Consumer advocate Mick McAteer says the FSA’s proposed changes to the Icob regime are likely to be detrimental to consumers and the market.
In a report commissioned by Unum, McAteer says consumers will be worse off bec-ause the proposal to separate products into simple and complex categories puts income protection products at a disadvantage as it makes them more difficult for consumers to access.
He says: “The FSA’s product categorisation undoubtedly disadvantages the IP sector. Categorising IP in the same group as products such as critical-illness cover and payment protection insurance does not correlate well with the comparative risk of consumer detriment associated with the different product types. Which? is clear that IP is a priority protection product for consumers and CIC and PPI represent a greater risk for consumers.”
McAteer says a three-tier model would be more appropriate, with separate categories for simple insurance products such as motor, home, pet, tra-vel, core health and protection products such as IP and term insurance and another category for complex products such as CIC, PMI and PPI.
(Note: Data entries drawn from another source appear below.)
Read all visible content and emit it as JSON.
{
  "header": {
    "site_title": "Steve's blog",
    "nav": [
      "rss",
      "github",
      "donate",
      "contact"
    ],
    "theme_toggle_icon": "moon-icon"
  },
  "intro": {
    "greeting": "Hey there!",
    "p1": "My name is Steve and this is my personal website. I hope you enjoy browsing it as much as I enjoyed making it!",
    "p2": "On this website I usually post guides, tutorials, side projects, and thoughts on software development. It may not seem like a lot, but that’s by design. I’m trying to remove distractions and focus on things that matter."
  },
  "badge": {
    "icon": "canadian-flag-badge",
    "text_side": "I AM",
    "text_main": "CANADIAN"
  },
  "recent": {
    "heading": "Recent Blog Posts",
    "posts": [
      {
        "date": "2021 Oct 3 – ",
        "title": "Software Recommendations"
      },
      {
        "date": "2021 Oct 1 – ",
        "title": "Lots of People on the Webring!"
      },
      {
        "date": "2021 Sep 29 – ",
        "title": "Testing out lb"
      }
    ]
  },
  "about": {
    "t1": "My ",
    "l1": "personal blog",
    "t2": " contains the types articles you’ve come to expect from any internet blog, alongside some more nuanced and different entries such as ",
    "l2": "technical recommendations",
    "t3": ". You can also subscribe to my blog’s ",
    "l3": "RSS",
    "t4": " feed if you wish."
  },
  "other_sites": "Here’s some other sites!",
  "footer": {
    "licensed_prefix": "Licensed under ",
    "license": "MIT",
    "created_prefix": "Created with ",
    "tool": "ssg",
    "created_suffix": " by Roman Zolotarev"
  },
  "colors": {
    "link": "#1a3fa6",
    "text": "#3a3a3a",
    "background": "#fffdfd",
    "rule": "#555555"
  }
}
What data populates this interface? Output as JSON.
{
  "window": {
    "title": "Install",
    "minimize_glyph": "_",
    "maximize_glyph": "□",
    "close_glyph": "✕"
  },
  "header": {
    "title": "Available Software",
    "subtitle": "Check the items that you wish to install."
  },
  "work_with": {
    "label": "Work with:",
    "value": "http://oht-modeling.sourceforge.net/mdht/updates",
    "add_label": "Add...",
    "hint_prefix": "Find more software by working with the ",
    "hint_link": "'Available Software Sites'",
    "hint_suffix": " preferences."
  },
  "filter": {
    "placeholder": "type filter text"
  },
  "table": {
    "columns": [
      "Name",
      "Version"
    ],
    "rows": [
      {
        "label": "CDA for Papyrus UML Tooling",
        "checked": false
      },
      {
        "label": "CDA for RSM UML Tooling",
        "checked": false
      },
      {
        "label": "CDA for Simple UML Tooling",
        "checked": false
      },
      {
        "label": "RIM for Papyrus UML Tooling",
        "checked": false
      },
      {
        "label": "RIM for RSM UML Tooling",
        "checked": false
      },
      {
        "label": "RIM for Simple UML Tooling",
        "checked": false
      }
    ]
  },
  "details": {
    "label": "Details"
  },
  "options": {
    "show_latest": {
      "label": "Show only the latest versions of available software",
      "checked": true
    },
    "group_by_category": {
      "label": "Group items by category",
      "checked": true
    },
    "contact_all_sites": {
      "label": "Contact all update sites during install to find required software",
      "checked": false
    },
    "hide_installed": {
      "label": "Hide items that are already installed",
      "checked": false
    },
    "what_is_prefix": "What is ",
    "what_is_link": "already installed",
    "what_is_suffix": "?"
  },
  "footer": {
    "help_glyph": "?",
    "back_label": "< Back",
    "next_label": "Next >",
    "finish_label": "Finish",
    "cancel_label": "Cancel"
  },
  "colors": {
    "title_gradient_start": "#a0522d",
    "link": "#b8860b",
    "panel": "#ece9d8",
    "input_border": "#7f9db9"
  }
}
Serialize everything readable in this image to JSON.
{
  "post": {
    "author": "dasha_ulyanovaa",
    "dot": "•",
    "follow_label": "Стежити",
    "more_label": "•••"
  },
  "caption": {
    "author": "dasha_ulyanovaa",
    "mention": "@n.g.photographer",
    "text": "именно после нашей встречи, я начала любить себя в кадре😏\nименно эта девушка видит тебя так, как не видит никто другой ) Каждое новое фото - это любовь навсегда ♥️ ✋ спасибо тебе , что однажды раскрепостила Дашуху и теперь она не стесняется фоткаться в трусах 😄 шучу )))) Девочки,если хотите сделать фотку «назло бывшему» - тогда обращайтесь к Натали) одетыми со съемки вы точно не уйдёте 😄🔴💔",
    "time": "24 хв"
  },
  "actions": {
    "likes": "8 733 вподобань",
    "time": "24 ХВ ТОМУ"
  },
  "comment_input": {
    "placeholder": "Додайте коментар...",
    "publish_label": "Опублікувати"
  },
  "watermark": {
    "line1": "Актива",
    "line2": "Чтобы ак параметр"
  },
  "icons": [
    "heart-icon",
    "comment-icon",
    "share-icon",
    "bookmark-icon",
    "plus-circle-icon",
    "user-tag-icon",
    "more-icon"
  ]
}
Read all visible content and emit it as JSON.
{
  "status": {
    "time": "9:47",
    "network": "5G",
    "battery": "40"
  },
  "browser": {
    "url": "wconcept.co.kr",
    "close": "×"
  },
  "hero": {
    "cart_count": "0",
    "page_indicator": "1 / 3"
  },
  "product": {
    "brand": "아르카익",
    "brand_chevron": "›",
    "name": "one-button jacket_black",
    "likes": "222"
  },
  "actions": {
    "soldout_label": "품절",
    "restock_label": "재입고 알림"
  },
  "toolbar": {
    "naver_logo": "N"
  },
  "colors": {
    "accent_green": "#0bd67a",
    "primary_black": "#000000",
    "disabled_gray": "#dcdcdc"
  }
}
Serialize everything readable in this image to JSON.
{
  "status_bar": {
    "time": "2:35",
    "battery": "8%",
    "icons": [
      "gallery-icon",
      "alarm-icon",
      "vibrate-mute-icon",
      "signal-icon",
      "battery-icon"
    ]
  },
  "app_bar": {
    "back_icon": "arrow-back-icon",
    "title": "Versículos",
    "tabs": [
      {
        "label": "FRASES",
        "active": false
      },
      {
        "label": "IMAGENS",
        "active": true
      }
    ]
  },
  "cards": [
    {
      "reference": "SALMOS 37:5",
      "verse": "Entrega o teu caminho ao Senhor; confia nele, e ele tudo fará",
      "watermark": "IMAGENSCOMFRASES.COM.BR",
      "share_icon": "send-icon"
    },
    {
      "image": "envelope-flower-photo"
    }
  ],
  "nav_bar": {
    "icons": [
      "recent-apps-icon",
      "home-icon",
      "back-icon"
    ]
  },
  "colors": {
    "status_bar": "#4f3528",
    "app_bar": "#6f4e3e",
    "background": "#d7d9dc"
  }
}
But Lifesearch head of protection strategy Kevin Carr says: “Income protection is not disadvantaged in the Icob proposals. All products have to be mentioned equally. I do not think the problem is with regulation, it is more about how the rules will be enforced.”
McAteer also questions how the FSA came to its proposals, saying the regulator’s research was not rigorous enough to justify its conclusions.
He believes the FSA should be taking the retail distribution review, the Law Commission’s work and the Competition Commission’s investigation into PPI into account before making changes and that the consultation period, which ended on September 30, did not provide enough opportunity for thoughtful response.